The federal Pollution Control Agency conducted a trial run of the waste disposal process in 2015 with 10 metric tons of the poison, finding that the resulting emission levels met national standards, the state government said in a statement.

However, activists claim that after incineration, the solid waste would be buried in landfills, polluting water and creating an environmental problem.

“Why is it a polluter Union Carbide and Dow Chemical is not forced to clean up its toxic waste in Bhopal?” asked Rachna Dhingra, a Bhopal-based activist who worked with survivors of the tragedy.

Groundwater contamination

Built in 1969, the Union Carbide plant, now owned by Dow Chemical, was seen as a symbol of industrialization in India, creating thousands of jobs for the poor and producing cheap pesticides for millions of farmers.

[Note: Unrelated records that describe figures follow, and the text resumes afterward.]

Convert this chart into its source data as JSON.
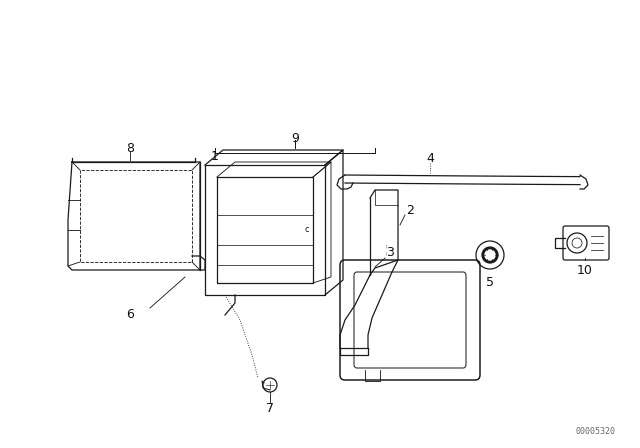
{
  "background_color": "#ffffff",
  "line_color": "#1a1a1a",
  "text_color": "#111111",
  "watermark": "00005320",
  "fig_w": 6.4,
  "fig_h": 4.48,
  "dpi": 100
}
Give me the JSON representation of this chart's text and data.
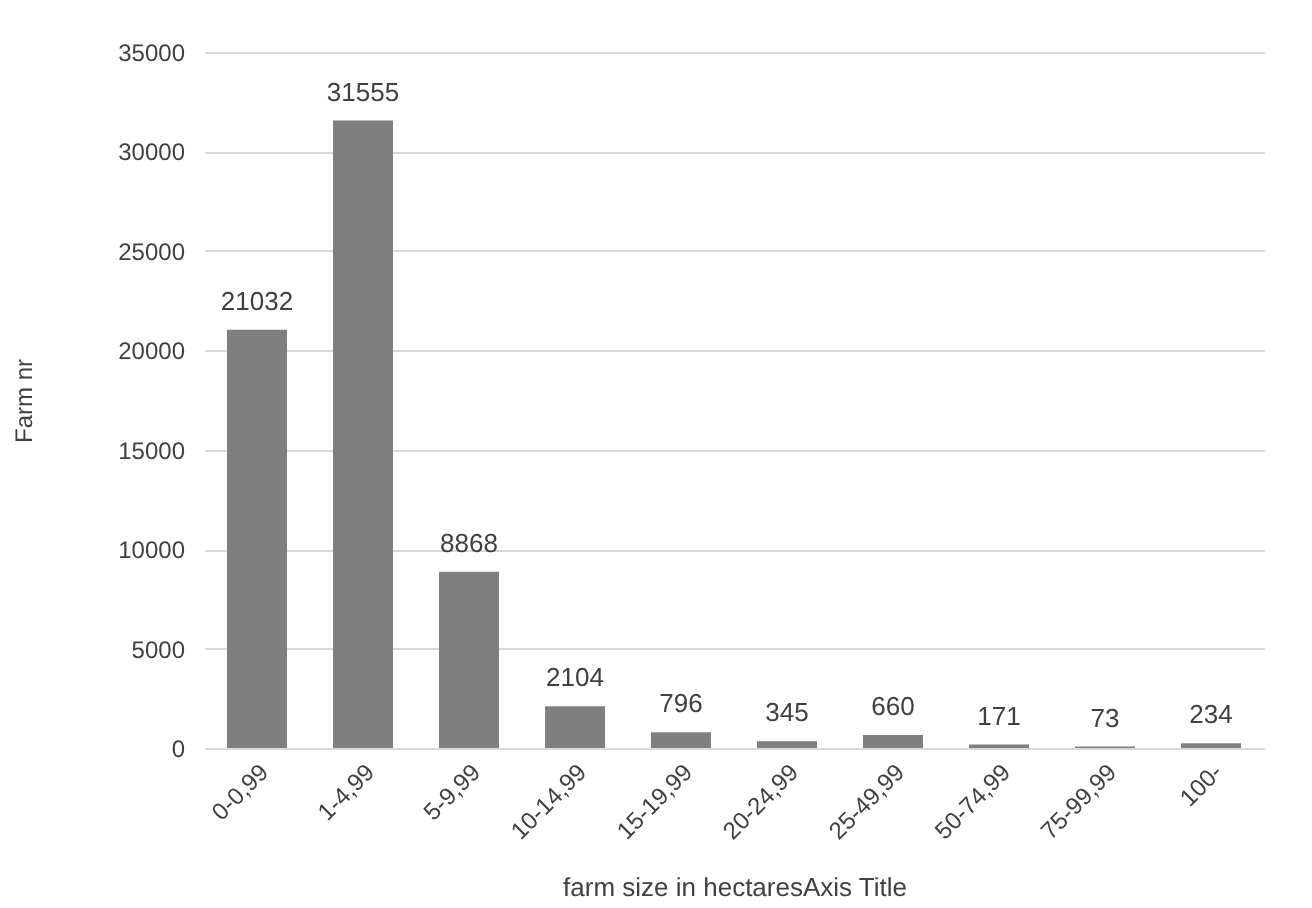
{
  "chart_data": {
    "type": "bar",
    "xlabel": "farm size in hectaresAxis Title",
    "ylabel": "Farm nr",
    "categories": [
      "0-0,99",
      "1-4,99",
      "5-9,99",
      "10-14,99",
      "15-19,99",
      "20-24,99",
      "25-49,99",
      "50-74,99",
      "75-99,99",
      "100-"
    ],
    "values": [
      21032,
      31555,
      8868,
      2104,
      796,
      345,
      660,
      171,
      73,
      234
    ],
    "color": "#7f7f7f",
    "ylim": [
      0,
      35000
    ],
    "yticks": [
      0,
      5000,
      10000,
      15000,
      20000,
      25000,
      30000,
      35000
    ],
    "grid": "y",
    "data_labels": true
  }
}
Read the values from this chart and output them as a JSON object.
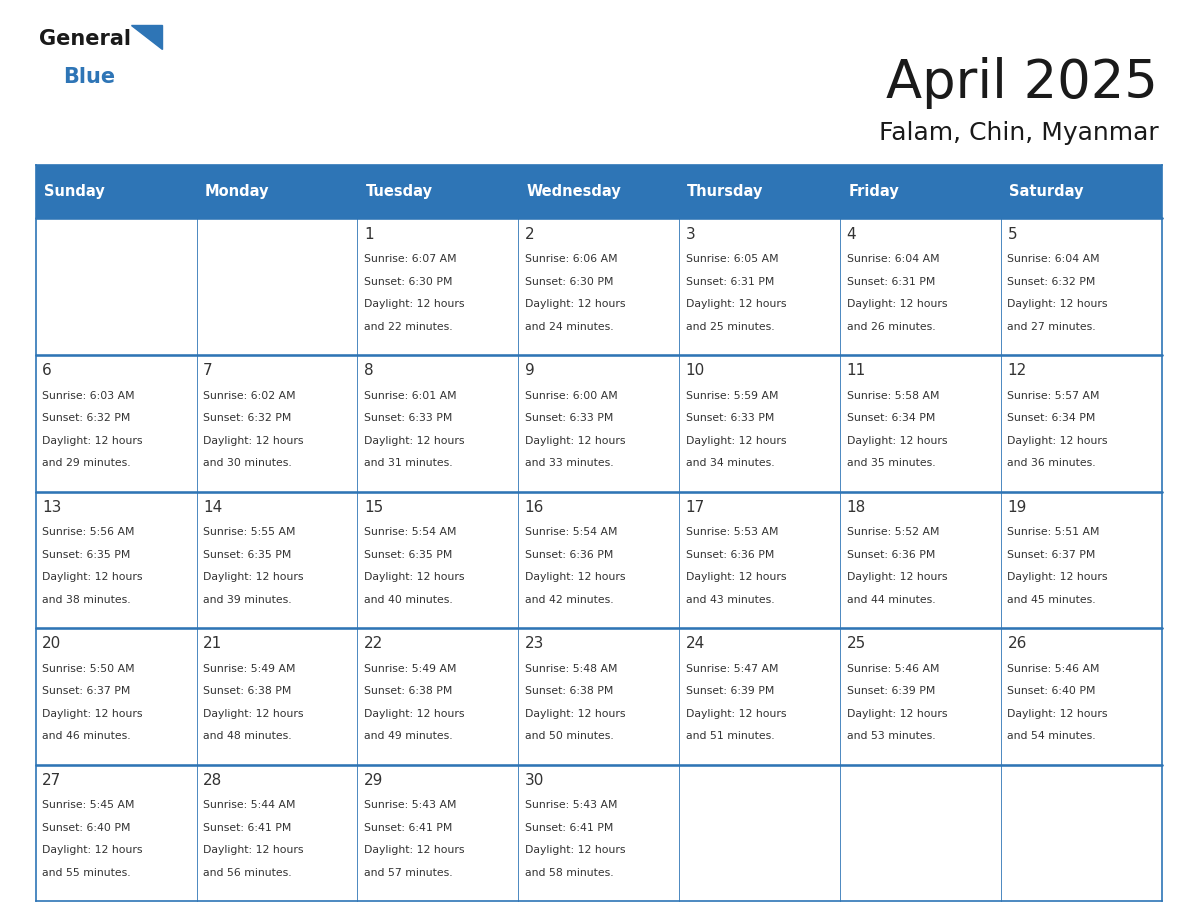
{
  "title": "April 2025",
  "subtitle": "Falam, Chin, Myanmar",
  "header_bg": "#2E75B6",
  "header_text_color": "#FFFFFF",
  "cell_bg": "#FFFFFF",
  "border_color": "#2E75B6",
  "text_color": "#333333",
  "days_of_week": [
    "Sunday",
    "Monday",
    "Tuesday",
    "Wednesday",
    "Thursday",
    "Friday",
    "Saturday"
  ],
  "weeks": [
    [
      {
        "day": "",
        "info": ""
      },
      {
        "day": "",
        "info": ""
      },
      {
        "day": "1",
        "info": "Sunrise: 6:07 AM\nSunset: 6:30 PM\nDaylight: 12 hours\nand 22 minutes."
      },
      {
        "day": "2",
        "info": "Sunrise: 6:06 AM\nSunset: 6:30 PM\nDaylight: 12 hours\nand 24 minutes."
      },
      {
        "day": "3",
        "info": "Sunrise: 6:05 AM\nSunset: 6:31 PM\nDaylight: 12 hours\nand 25 minutes."
      },
      {
        "day": "4",
        "info": "Sunrise: 6:04 AM\nSunset: 6:31 PM\nDaylight: 12 hours\nand 26 minutes."
      },
      {
        "day": "5",
        "info": "Sunrise: 6:04 AM\nSunset: 6:32 PM\nDaylight: 12 hours\nand 27 minutes."
      }
    ],
    [
      {
        "day": "6",
        "info": "Sunrise: 6:03 AM\nSunset: 6:32 PM\nDaylight: 12 hours\nand 29 minutes."
      },
      {
        "day": "7",
        "info": "Sunrise: 6:02 AM\nSunset: 6:32 PM\nDaylight: 12 hours\nand 30 minutes."
      },
      {
        "day": "8",
        "info": "Sunrise: 6:01 AM\nSunset: 6:33 PM\nDaylight: 12 hours\nand 31 minutes."
      },
      {
        "day": "9",
        "info": "Sunrise: 6:00 AM\nSunset: 6:33 PM\nDaylight: 12 hours\nand 33 minutes."
      },
      {
        "day": "10",
        "info": "Sunrise: 5:59 AM\nSunset: 6:33 PM\nDaylight: 12 hours\nand 34 minutes."
      },
      {
        "day": "11",
        "info": "Sunrise: 5:58 AM\nSunset: 6:34 PM\nDaylight: 12 hours\nand 35 minutes."
      },
      {
        "day": "12",
        "info": "Sunrise: 5:57 AM\nSunset: 6:34 PM\nDaylight: 12 hours\nand 36 minutes."
      }
    ],
    [
      {
        "day": "13",
        "info": "Sunrise: 5:56 AM\nSunset: 6:35 PM\nDaylight: 12 hours\nand 38 minutes."
      },
      {
        "day": "14",
        "info": "Sunrise: 5:55 AM\nSunset: 6:35 PM\nDaylight: 12 hours\nand 39 minutes."
      },
      {
        "day": "15",
        "info": "Sunrise: 5:54 AM\nSunset: 6:35 PM\nDaylight: 12 hours\nand 40 minutes."
      },
      {
        "day": "16",
        "info": "Sunrise: 5:54 AM\nSunset: 6:36 PM\nDaylight: 12 hours\nand 42 minutes."
      },
      {
        "day": "17",
        "info": "Sunrise: 5:53 AM\nSunset: 6:36 PM\nDaylight: 12 hours\nand 43 minutes."
      },
      {
        "day": "18",
        "info": "Sunrise: 5:52 AM\nSunset: 6:36 PM\nDaylight: 12 hours\nand 44 minutes."
      },
      {
        "day": "19",
        "info": "Sunrise: 5:51 AM\nSunset: 6:37 PM\nDaylight: 12 hours\nand 45 minutes."
      }
    ],
    [
      {
        "day": "20",
        "info": "Sunrise: 5:50 AM\nSunset: 6:37 PM\nDaylight: 12 hours\nand 46 minutes."
      },
      {
        "day": "21",
        "info": "Sunrise: 5:49 AM\nSunset: 6:38 PM\nDaylight: 12 hours\nand 48 minutes."
      },
      {
        "day": "22",
        "info": "Sunrise: 5:49 AM\nSunset: 6:38 PM\nDaylight: 12 hours\nand 49 minutes."
      },
      {
        "day": "23",
        "info": "Sunrise: 5:48 AM\nSunset: 6:38 PM\nDaylight: 12 hours\nand 50 minutes."
      },
      {
        "day": "24",
        "info": "Sunrise: 5:47 AM\nSunset: 6:39 PM\nDaylight: 12 hours\nand 51 minutes."
      },
      {
        "day": "25",
        "info": "Sunrise: 5:46 AM\nSunset: 6:39 PM\nDaylight: 12 hours\nand 53 minutes."
      },
      {
        "day": "26",
        "info": "Sunrise: 5:46 AM\nSunset: 6:40 PM\nDaylight: 12 hours\nand 54 minutes."
      }
    ],
    [
      {
        "day": "27",
        "info": "Sunrise: 5:45 AM\nSunset: 6:40 PM\nDaylight: 12 hours\nand 55 minutes."
      },
      {
        "day": "28",
        "info": "Sunrise: 5:44 AM\nSunset: 6:41 PM\nDaylight: 12 hours\nand 56 minutes."
      },
      {
        "day": "29",
        "info": "Sunrise: 5:43 AM\nSunset: 6:41 PM\nDaylight: 12 hours\nand 57 minutes."
      },
      {
        "day": "30",
        "info": "Sunrise: 5:43 AM\nSunset: 6:41 PM\nDaylight: 12 hours\nand 58 minutes."
      },
      {
        "day": "",
        "info": ""
      },
      {
        "day": "",
        "info": ""
      },
      {
        "day": "",
        "info": ""
      }
    ]
  ],
  "logo_blue_color": "#2E75B6",
  "logo_triangle_color": "#2E75B6",
  "bg_color": "#FFFFFF",
  "title_fontsize": 38,
  "subtitle_fontsize": 18,
  "header_fontsize": 10.5,
  "day_num_fontsize": 11,
  "info_fontsize": 7.8
}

Disaster struck the plant in 1984 when one of the tanks storing the deadly chemical methyl isocyanate ruptured its concrete casing, releasing 27 tons of the toxic gas into the air.

About 3,500 people were killed immediately, and it is estimated that up to 25,000 died in total. Hundreds of thousands were poisoned, condemned to a future of cancer, stillbirths, abortions, lung and heart disease.

A survivor of the 1984 disaster sits in a steam box during an Ayurvedic detoxification treatment at the Sambhavna Trust clinic in Bhopal [File: Gagan Nayar/AFP]

Groundwater testing near the site in the past found levels of chemicals known to cause cancer and birth defects to be 50 times higher than what the United States Environmental Protection Agency has accepted as safe.

Communities blame the series health problems – including cerebral palsy, hearing and speech impairments and other disabilities – about the accident and groundwater pollution.

The order to remove the debris was issued in December, after the 40th anniversary of the disaster, by the high court in the state of Madhya Pradesh, which set a deadline of one month.

“Are you waiting for another tragedy?” said Chief Justice Suresh Kumar Kait, according to a report in The Times of India.